(XINHUA) – SHANGHAI, 23 DEC – Una sala espositiva dai toni scuri, suddivisa in spazi circolari come i due emisferi di una mappa, orientale e occidentale, che si scontrano e si fondono tra loro.
“Più di settecento anni fa, Marco Polo, nato in una famiglia di mercanti veneziani, visse in Cina per diciassette anni e scrisse un’opera che sarebbe stata tramandata nei secoli. Il nome della mostra trae origine proprio da quest’opera”, ha dichiarato Chu Xiaobo, direttore del Museo di Shanghai.
Per commemorare il 700mo anniversario della morte di Marco Polo, il museo ha organizzato la mostra speciale “Meraviglie del mondo: la Cina e oltre, agli occhi di Marco Polo”, in corso dal 23 novembre 2024 al 30 marzo 2025.
“Questa mostra descrive in modo molto dettagliato tutti gli aspetti degli scambi tra la Cina e l’Occidente nei secoli XIII e XIV. Vale davvero la pena visitarla!” ha dichiarato un visitatore di Shanghai.
“Per rappresentare la bellezza dell’armonia tra la cultura orientale e quella occidentale, la mostra adotta come base progettuale il ‘cerchio’, elemento che meglio incarna il senso di fusione”, ha spiegato Chu.
Oltre agli oggetti esposti, la mostra utilizza filmati e profumi per creare un’esperienza immersiva che coinvolga i sensi visivi e olfattivi del pubblico.
L’esposizione presenta 204 reperti o set di tesori provenienti dalle collezioni di musei cinesi e italiani, tra cui la “Veduta di Venezia”, una delle più antiche rappresentazioni di vedute urbane a volo d’uccello conservata al Museo Correr.

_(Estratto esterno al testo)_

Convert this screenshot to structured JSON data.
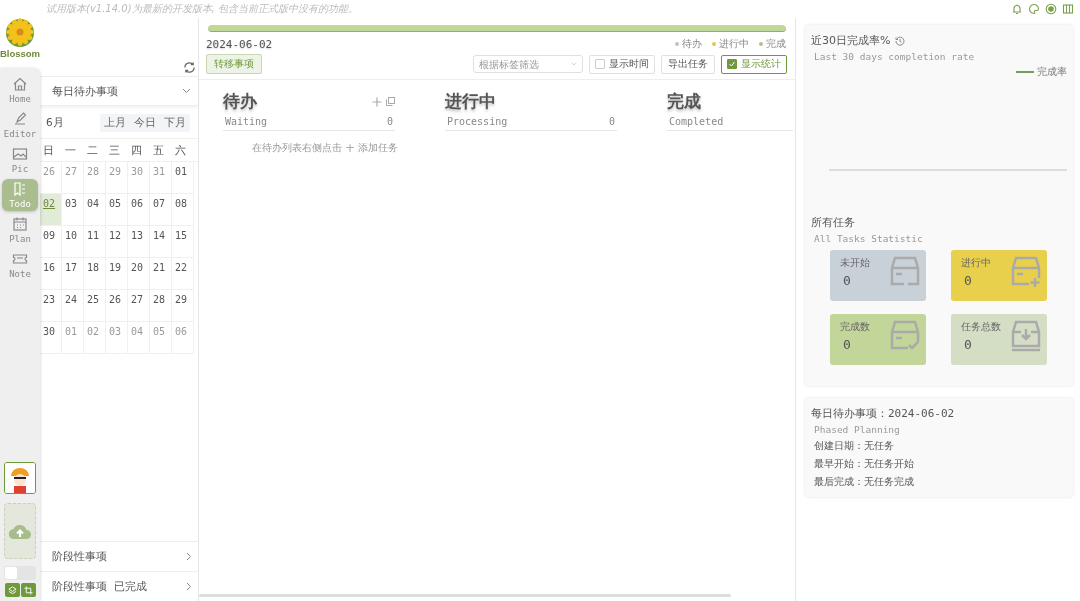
{
  "banner": "试用版本(v1.14.0)为最新的开发版本, 包含当前正式版中没有的功能。",
  "rail": {
    "logo": "Blossom",
    "items": [
      {
        "label": "Home",
        "selected": false
      },
      {
        "label": "Editor",
        "selected": false
      },
      {
        "label": "Pic",
        "selected": false
      },
      {
        "label": "Todo",
        "selected": true
      },
      {
        "label": "Plan",
        "selected": false
      },
      {
        "label": "Note",
        "selected": false
      }
    ],
    "theme_switch": {
      "on": false
    }
  },
  "list_selector": "每日待办事项",
  "calendar": {
    "month": "6月",
    "nav": [
      "上月",
      "今日",
      "下月"
    ],
    "weekdays": [
      "日",
      "一",
      "二",
      "三",
      "四",
      "五",
      "六"
    ],
    "weeks": [
      [
        {
          "day": "26",
          "outside": true,
          "selected": false
        },
        {
          "day": "27",
          "outside": true,
          "selected": false
        },
        {
          "day": "28",
          "outside": true,
          "selected": false
        },
        {
          "day": "29",
          "outside": true,
          "selected": false
        },
        {
          "day": "30",
          "outside": true,
          "selected": false
        },
        {
          "day": "31",
          "outside": true,
          "selected": false
        },
        {
          "day": "01",
          "outside": false,
          "selected": false
        }
      ],
      [
        {
          "day": "02",
          "outside": false,
          "selected": true
        },
        {
          "day": "03",
          "outside": false,
          "selected": false
        },
        {
          "day": "04",
          "outside": false,
          "selected": false
        },
        {
          "day": "05",
          "outside": false,
          "selected": false
        },
        {
          "day": "06",
          "outside": false,
          "selected": false
        },
        {
          "day": "07",
          "outside": false,
          "selected": false
        },
        {
          "day": "08",
          "outside": false,
          "selected": false
        }
      ],
      [
        {
          "day": "09",
          "outside": false,
          "selected": false
        },
        {
          "day": "10",
          "outside": false,
          "selected": false
        },
        {
          "day": "11",
          "outside": false,
          "selected": false
        },
        {
          "day": "12",
          "outside": false,
          "selected": false
        },
        {
          "day": "13",
          "outside": false,
          "selected": false
        },
        {
          "day": "14",
          "outside": false,
          "selected": false
        },
        {
          "day": "15",
          "outside": false,
          "selected": false
        }
      ],
      [
        {
          "day": "16",
          "outside": false,
          "selected": false
        },
        {
          "day": "17",
          "outside": false,
          "selected": false
        },
        {
          "day": "18",
          "outside": false,
          "selected": false
        },
        {
          "day": "19",
          "outside": false,
          "selected": false
        },
        {
          "day": "20",
          "outside": false,
          "selected": false
        },
        {
          "day": "21",
          "outside": false,
          "selected": false
        },
        {
          "day": "22",
          "outside": false,
          "selected": false
        }
      ],
      [
        {
          "day": "23",
          "outside": false,
          "selected": false
        },
        {
          "day": "24",
          "outside": false,
          "selected": false
        },
        {
          "day": "25",
          "outside": false,
          "selected": false
        },
        {
          "day": "26",
          "outside": false,
          "selected": false
        },
        {
          "day": "27",
          "outside": false,
          "selected": false
        },
        {
          "day": "28",
          "outside": false,
          "selected": false
        },
        {
          "day": "29",
          "outside": false,
          "selected": false
        }
      ],
      [
        {
          "day": "30",
          "outside": false,
          "selected": false
        },
        {
          "day": "01",
          "outside": true,
          "selected": false
        },
        {
          "day": "02",
          "outside": true,
          "selected": false
        },
        {
          "day": "03",
          "outside": true,
          "selected": false
        },
        {
          "day": "04",
          "outside": true,
          "selected": false
        },
        {
          "day": "05",
          "outside": true,
          "selected": false
        },
        {
          "day": "06",
          "outside": true,
          "selected": false
        }
      ]
    ]
  },
  "phase_items": [
    {
      "label": "阶段性事项"
    },
    {
      "label": "阶段性事项",
      "tag": "已完成"
    }
  ],
  "board": {
    "progress": {
      "level": 1
    },
    "date": "2024-06-02",
    "legend": [
      {
        "label": "待办",
        "color": "#b9c4cc"
      },
      {
        "label": "进行中",
        "color": "#e8c840"
      },
      {
        "label": "完成",
        "color": "#a8c884"
      }
    ],
    "transfer_button": "转移事项",
    "tag_filter": {
      "placeholder": "根据标签筛选"
    },
    "show_time": {
      "label": "显示时间",
      "checked": false
    },
    "export_button": "导出任务",
    "show_stats": {
      "label": "显示统计",
      "checked": true
    },
    "columns": [
      {
        "title": "待办",
        "subtitle": "Waiting",
        "count": "0",
        "actions": true
      },
      {
        "title": "进行中",
        "subtitle": "Processing",
        "count": "0",
        "actions": false
      },
      {
        "title": "完成",
        "subtitle": "Completed",
        "actions": false
      }
    ],
    "hint_before": "在待办列表右侧点击",
    "hint_icon": "+",
    "hint_after": "添加任务"
  },
  "rate_card": {
    "title": "近30日完成率%",
    "subtitle": "Last 30 days completion rate",
    "legend": "完成率"
  },
  "stats": {
    "title": "所有任务",
    "subtitle": "All Tasks Statistic",
    "cards": [
      {
        "label": "未开始",
        "value": "0",
        "kind": "minus",
        "color": "#c8d0d8"
      },
      {
        "label": "进行中",
        "value": "0",
        "kind": "plus",
        "color": "#e8d04c"
      },
      {
        "label": "完成数",
        "value": "0",
        "kind": "check",
        "color": "#c2d69a"
      },
      {
        "label": "任务总数",
        "value": "0",
        "kind": "download",
        "color": "#d4dec4"
      }
    ]
  },
  "detail": {
    "title": "每日待办事项：2024-06-02",
    "subtitle": "Phased Planning",
    "lines": [
      "创建日期：无任务",
      "最早开始：无任务开始",
      "最后完成：无任务完成"
    ]
  }
}
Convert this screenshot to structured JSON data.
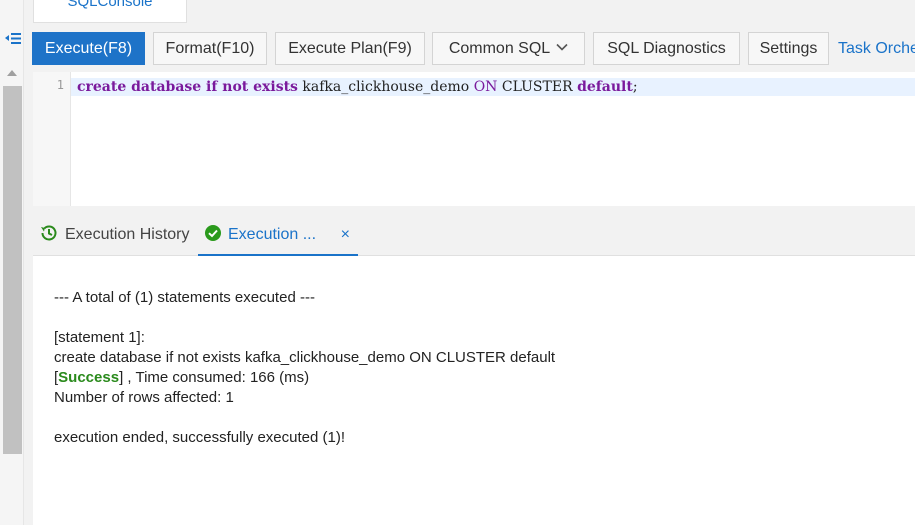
{
  "top_tab": {
    "label": "SQLConsole"
  },
  "toolbar": {
    "execute": "Execute(F8)",
    "format": "Format(F10)",
    "execute_plan": "Execute Plan(F9)",
    "common_sql": "Common SQL",
    "sql_diagnostics": "SQL Diagnostics",
    "settings": "Settings",
    "task_orchestration": "Task Orche"
  },
  "editor": {
    "line_number": "1",
    "tokens": {
      "t1": "create database if not exists",
      "t2": " kafka_clickhouse_demo ",
      "t3": "ON",
      "t4": " CLUSTER ",
      "t5": "default",
      "t6": ";"
    }
  },
  "result_tabs": {
    "history": "Execution History",
    "execution": "Execution ...",
    "close": "×"
  },
  "output": {
    "summary": "--- A total of (1) statements executed ---",
    "statement_header": "[statement 1]:",
    "statement_sql": "create database if not exists kafka_clickhouse_demo ON CLUSTER default",
    "bracket_open": "[",
    "status": "Success",
    "time_text": "] , Time consumed: 166 (ms)",
    "rows_affected": "Number of rows affected: 1",
    "ended": "execution ended, successfully executed (1)!"
  },
  "colors": {
    "primary": "#1e73c8",
    "link": "#1a73c9",
    "success": "#2a8a1c",
    "keyword": "#7a1a9c"
  },
  "icons": {
    "collapse": "indent-collapse-icon",
    "history": "history-icon",
    "success": "check-circle-icon",
    "dropdown": "chevron-down-icon"
  }
}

I visitatori possono seguire le orme di Marco Polo e immergersi nella realtà del mondo ai suoi tempi.
Chu ritiene che lo scambio e il mutuo apprendimento siano sempre stati una forza trainante fondamentale per il progresso della civiltà umana.

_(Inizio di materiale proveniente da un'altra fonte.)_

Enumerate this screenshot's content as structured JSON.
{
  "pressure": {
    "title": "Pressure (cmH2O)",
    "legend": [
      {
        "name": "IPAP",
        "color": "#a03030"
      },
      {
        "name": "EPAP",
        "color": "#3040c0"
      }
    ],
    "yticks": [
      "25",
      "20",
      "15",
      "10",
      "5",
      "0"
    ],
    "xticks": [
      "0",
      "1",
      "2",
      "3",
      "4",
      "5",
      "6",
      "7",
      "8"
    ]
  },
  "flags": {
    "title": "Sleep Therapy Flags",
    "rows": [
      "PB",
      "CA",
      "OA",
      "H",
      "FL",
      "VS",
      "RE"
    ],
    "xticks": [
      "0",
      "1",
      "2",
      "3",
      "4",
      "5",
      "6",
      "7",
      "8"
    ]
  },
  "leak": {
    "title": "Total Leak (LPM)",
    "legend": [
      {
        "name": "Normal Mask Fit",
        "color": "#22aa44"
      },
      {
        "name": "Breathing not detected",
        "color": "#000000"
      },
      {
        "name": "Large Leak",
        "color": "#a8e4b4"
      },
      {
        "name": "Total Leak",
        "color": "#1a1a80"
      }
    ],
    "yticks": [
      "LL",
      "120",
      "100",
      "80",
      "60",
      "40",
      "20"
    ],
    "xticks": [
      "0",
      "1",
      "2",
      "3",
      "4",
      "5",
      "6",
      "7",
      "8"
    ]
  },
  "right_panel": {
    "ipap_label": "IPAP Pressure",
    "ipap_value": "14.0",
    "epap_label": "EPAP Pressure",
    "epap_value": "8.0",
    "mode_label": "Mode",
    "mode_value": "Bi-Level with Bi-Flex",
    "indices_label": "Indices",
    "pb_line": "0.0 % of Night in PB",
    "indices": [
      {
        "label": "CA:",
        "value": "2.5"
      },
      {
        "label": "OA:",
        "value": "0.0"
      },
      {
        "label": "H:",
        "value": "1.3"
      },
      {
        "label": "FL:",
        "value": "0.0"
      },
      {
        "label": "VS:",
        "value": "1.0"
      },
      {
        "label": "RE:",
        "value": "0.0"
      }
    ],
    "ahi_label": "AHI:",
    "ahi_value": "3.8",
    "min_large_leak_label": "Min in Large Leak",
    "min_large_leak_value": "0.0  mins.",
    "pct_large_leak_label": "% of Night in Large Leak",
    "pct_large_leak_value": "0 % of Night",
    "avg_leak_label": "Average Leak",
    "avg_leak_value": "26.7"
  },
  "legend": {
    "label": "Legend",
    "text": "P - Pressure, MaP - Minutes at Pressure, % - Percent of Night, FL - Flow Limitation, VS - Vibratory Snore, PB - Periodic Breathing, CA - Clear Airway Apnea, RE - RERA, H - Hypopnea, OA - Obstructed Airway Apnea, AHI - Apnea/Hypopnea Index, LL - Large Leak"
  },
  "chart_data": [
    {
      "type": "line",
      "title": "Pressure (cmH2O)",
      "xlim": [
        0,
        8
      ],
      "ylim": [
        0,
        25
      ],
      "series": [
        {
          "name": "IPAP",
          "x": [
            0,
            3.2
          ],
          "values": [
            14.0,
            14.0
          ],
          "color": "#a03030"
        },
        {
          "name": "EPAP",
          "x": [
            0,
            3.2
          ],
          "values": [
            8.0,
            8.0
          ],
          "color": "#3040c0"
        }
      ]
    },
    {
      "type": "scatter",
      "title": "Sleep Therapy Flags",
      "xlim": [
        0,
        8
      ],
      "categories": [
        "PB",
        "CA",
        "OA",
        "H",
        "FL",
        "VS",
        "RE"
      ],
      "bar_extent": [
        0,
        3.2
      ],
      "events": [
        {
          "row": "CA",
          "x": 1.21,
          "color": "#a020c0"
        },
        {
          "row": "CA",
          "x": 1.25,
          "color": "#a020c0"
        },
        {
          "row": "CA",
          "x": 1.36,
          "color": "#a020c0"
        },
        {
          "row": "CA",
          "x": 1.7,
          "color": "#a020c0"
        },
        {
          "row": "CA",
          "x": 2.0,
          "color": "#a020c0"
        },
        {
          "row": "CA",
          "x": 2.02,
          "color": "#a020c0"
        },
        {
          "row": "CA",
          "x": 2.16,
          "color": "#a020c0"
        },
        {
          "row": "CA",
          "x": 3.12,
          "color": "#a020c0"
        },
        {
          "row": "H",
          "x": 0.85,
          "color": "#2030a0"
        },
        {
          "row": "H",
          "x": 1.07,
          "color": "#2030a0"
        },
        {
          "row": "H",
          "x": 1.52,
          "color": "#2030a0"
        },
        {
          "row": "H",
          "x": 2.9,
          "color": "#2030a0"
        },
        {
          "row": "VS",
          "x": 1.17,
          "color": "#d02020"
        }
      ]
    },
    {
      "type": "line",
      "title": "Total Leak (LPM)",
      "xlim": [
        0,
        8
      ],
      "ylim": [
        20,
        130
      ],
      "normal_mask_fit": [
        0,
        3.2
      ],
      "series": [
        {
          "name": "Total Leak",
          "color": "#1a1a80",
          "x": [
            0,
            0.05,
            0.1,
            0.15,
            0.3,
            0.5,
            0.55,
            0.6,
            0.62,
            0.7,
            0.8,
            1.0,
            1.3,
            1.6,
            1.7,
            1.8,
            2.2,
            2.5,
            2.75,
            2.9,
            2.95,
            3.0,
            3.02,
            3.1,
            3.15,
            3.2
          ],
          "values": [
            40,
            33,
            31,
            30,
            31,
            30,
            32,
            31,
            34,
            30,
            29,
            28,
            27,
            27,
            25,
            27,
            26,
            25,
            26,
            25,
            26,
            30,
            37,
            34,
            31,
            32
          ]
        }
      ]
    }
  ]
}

Marco Polo non era l’unico occidentale che giunse in Cina all’epoca. Altri avventurieri del suo tempo, animati dalla fede o dal desiderio di ricchezza, attraversarono terre e mari per giungere in un Paese per loro sconosciuto e misterioso, ha osservato Chu. Il direttore ha sottolineato che questi scambi, che superarono montagne e oceani, promossero la circolazione di merci e tecnologie, favorendo la comprensione reciproca tra diverse civiltà.
“Soprattutto, lasciarono in eredità un inestimabile patrimonio spirituale che gettò solide basi per lo sviluppo della storia mondiale moderna”, ha dichiarato Chu.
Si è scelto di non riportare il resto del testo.